Me and my dad are complete opposites. He likes to take new things on nice and slow with caution, while I like to take new things on with excitement and little caution. He always minds the consequences, I don’t. He’s a runner, I’m a biker. He likes the color blue, I like green. He sees life as something you have to be careful with, I see it as something that you can do whatever the hell you want with.
And with being opposites comes the trouble of not getting along. We often argue with each other when doing the funnest things. Whenever we go kayaking together he doesn’t want to go down that narrow canal, but I do. I want to stop on that small island and walk on it in the middle of the ocean, but he doesn’t. Often we can both turn the funnest activities into the most horrible. Though the one thing we often do together without arguing is playing a good game of chess, though we haven’t done that in a while.
My dad has more of cautious attitude towards life. At first, I never understood why he was so afraid of taking risks, but then he explained it to me.

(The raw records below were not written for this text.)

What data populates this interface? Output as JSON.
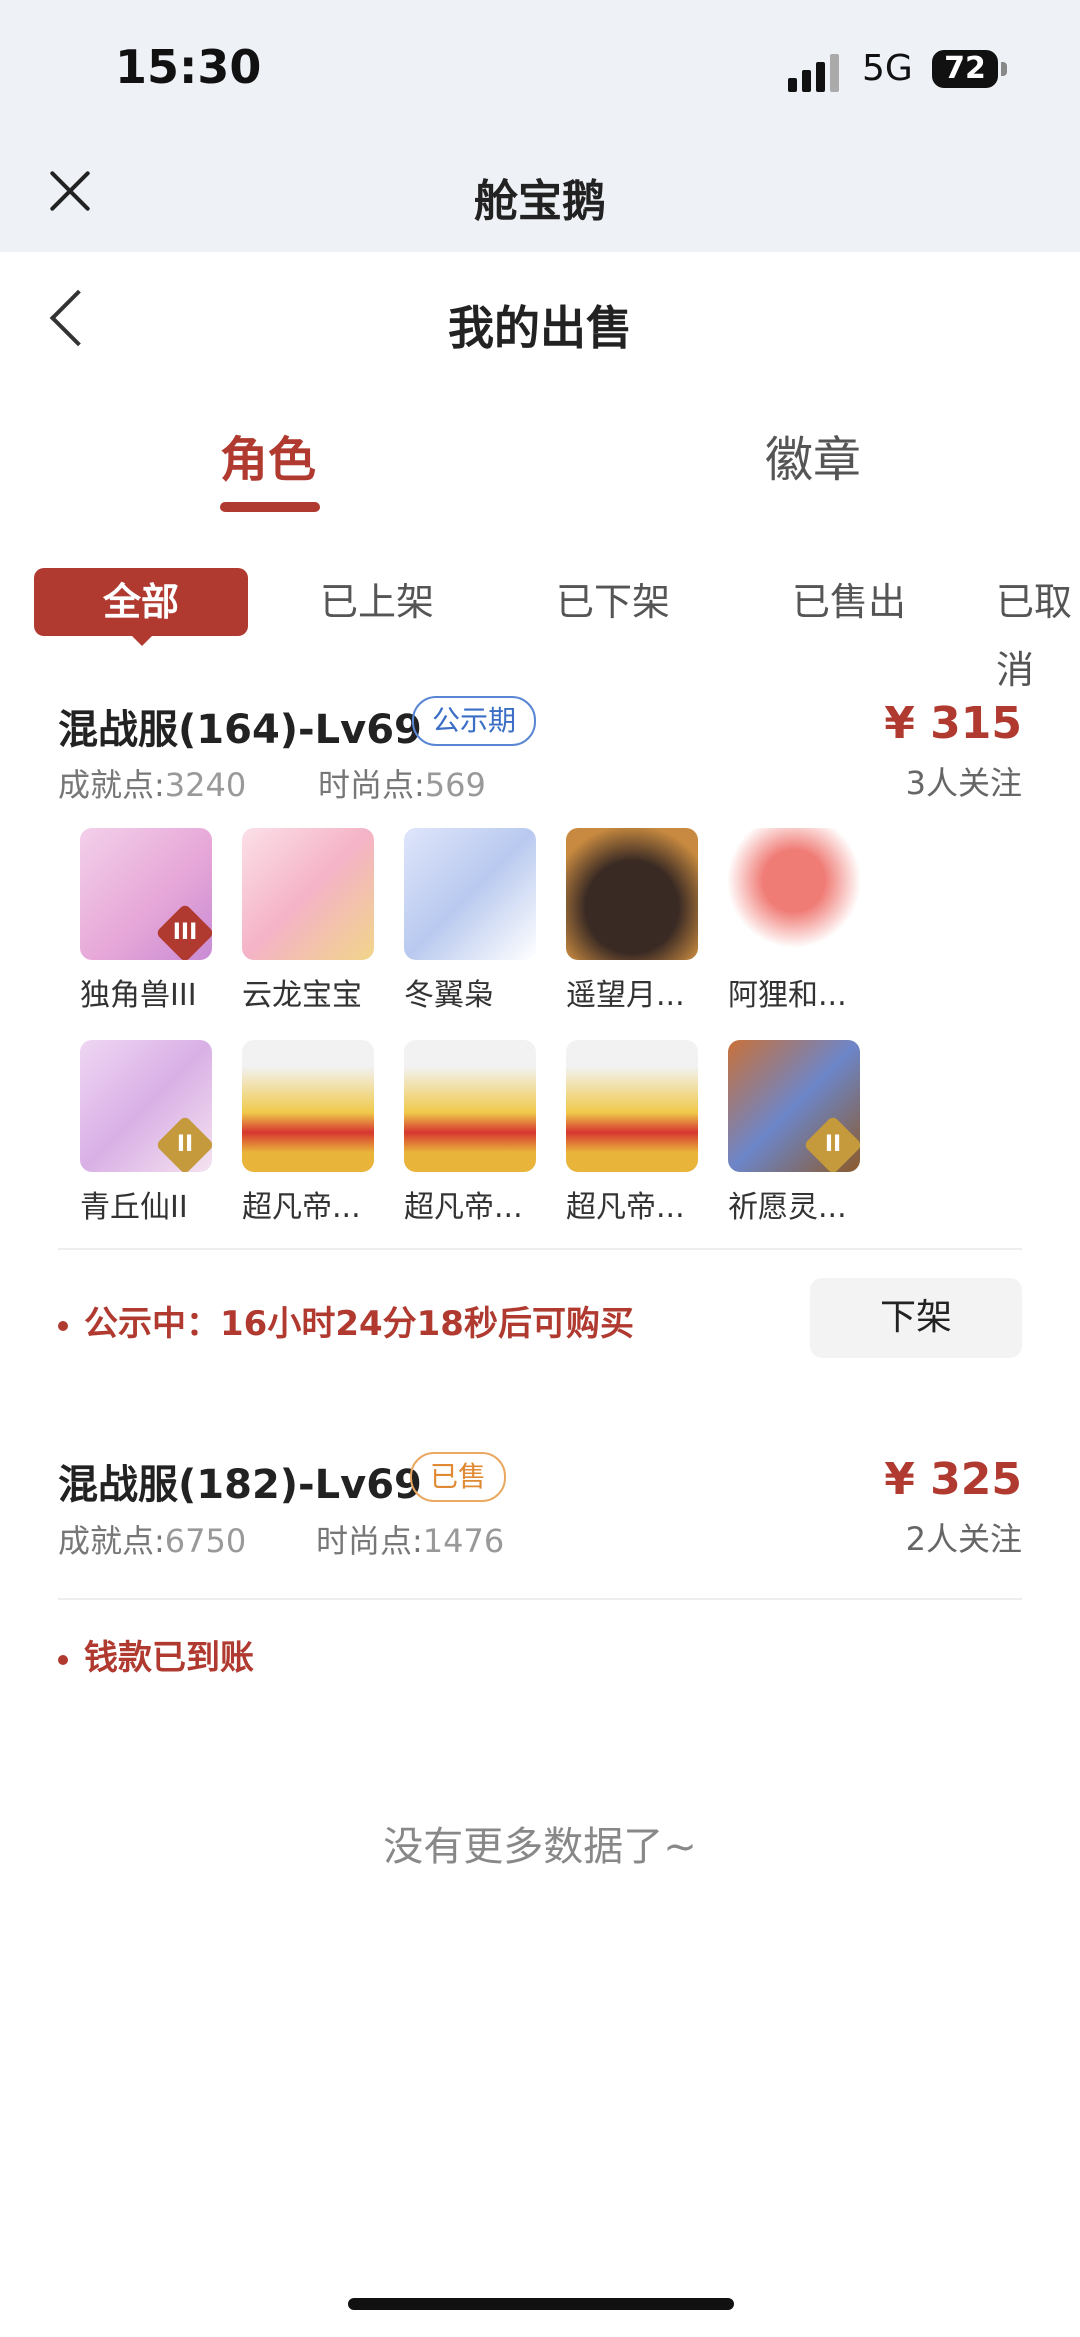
{
  "status_bar": {
    "time": "15:30",
    "network": "5G",
    "battery": "72"
  },
  "app": {
    "title": "舱宝鹅"
  },
  "page": {
    "title": "我的出售"
  },
  "tabs": [
    {
      "label": "角色",
      "active": true
    },
    {
      "label": "徽章",
      "active": false
    }
  ],
  "filters": [
    {
      "label": "全部",
      "active": true
    },
    {
      "label": "已上架",
      "active": false
    },
    {
      "label": "已下架",
      "active": false
    },
    {
      "label": "已售出",
      "active": false
    },
    {
      "label": "已取消",
      "active": false
    }
  ],
  "listings": [
    {
      "title": "混战服(164)-Lv69",
      "tag": "公示期",
      "price": "¥ 315",
      "achievement_label": "成就点:",
      "achievement": "3240",
      "fashion_label": "时尚点:",
      "fashion": "569",
      "followers": "3人关注",
      "items": [
        {
          "label": "独角兽III",
          "icon": "unicorn-icon",
          "badge": "III"
        },
        {
          "label": "云龙宝宝",
          "icon": "cloud-dragon-icon"
        },
        {
          "label": "冬翼枭",
          "icon": "winter-owl-icon"
        },
        {
          "label": "遥望月...",
          "icon": "moon-pig-icon"
        },
        {
          "label": "阿狸和...",
          "icon": "ali-fox-icon"
        },
        {
          "label": "青丘仙II",
          "icon": "fox-fairy-icon",
          "badge": "II"
        },
        {
          "label": "超凡帝...",
          "icon": "golden-armor-icon"
        },
        {
          "label": "超凡帝...",
          "icon": "golden-armor-icon"
        },
        {
          "label": "超凡帝...",
          "icon": "golden-armor-icon"
        },
        {
          "label": "祈愿灵...",
          "icon": "wish-bird-icon",
          "badge": "II"
        }
      ],
      "notice": "公示中：16小时24分18秒后可购买",
      "action": "下架"
    },
    {
      "title": "混战服(182)-Lv69",
      "tag": "已售",
      "price": "¥ 325",
      "achievement_label": "成就点:",
      "achievement": "6750",
      "fashion_label": "时尚点:",
      "fashion": "1476",
      "followers": "2人关注",
      "notice": "钱款已到账"
    }
  ],
  "footer": {
    "no_more": "没有更多数据了~"
  },
  "colors": {
    "accent": "#b03a30",
    "tag_blue": "#3b6fc5",
    "tag_orange": "#e08a34"
  }
}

He grew up in the Jamaica Plain section of Boston. It wasn’t a rough part of Boston, but it wasn’t the safest either. He told me how he got this cautious attitude from his mother. His mother had to watch over nine children, and constantly had to know where each one was, who they were with, and what they were doing. She was the one who always proceeded with caution. So thus growing up with that kind of mother (he never told me about his father’s personality), the traits passed on to my father. He took those cautious and careful feelings.
And then you look at how I’m growing up. Small seaside town with little crime, middle class family, a little brat sister, and two loving parents. Much less frightening than how my father grew up, in a much more peaceful place. And I love the town I’m growing up in.
Hey there!! You are truly an exceptional young man, Danny. You are well beyond your years. Cherish that. I can understand that type of parental bond that you have but even though you are opposites, think about the fact that you are doing things together. You might be more open and free than him but you balance each other out. The whole ying and yang philosophy. Anyway, I have bookmarked you and once I re-introduce myself to my blog that has been all but forgotten, I’ll give you the link.
Take care!
Ash =)
By: smileystalker on August 1, 2008
at 10:25 pm
hey, great to see that you have this blog here now! (btw this is isabella one of your twitter friends, speaking)
it’s interesting to hear you perspective about “turning the funnest things horrible”. that’s one of the dynamics that can happen between parent and child. it seems some parent/child combination come with a lot of “combustible material”, and it plays itself out one way or another. i used to have that with my mother; actually, we had fun together, but we’d regularly turn other things into high drama (completely with throwing flower pots at each other, if you can believe it).
what would be your advice regarding this? how can fun things remain fun and get even funner, without all that tension?
By: isabella mori on August 21, 2008
at 4:10 pm
My advice (which I’m so glad you asked for) is simply cope. Learn the things that getf your mother mad and just simply don’t do it. For example; my father is the worst backseat driver when my mom drives and he’s in the passanger seat. So to cope, my mom never drives when him and her are both in the same car; she always let’s him drive. That way so much tension is relived right from the start. Just remove the tension by finding what fuses it in the first place. That’s what I’ll say.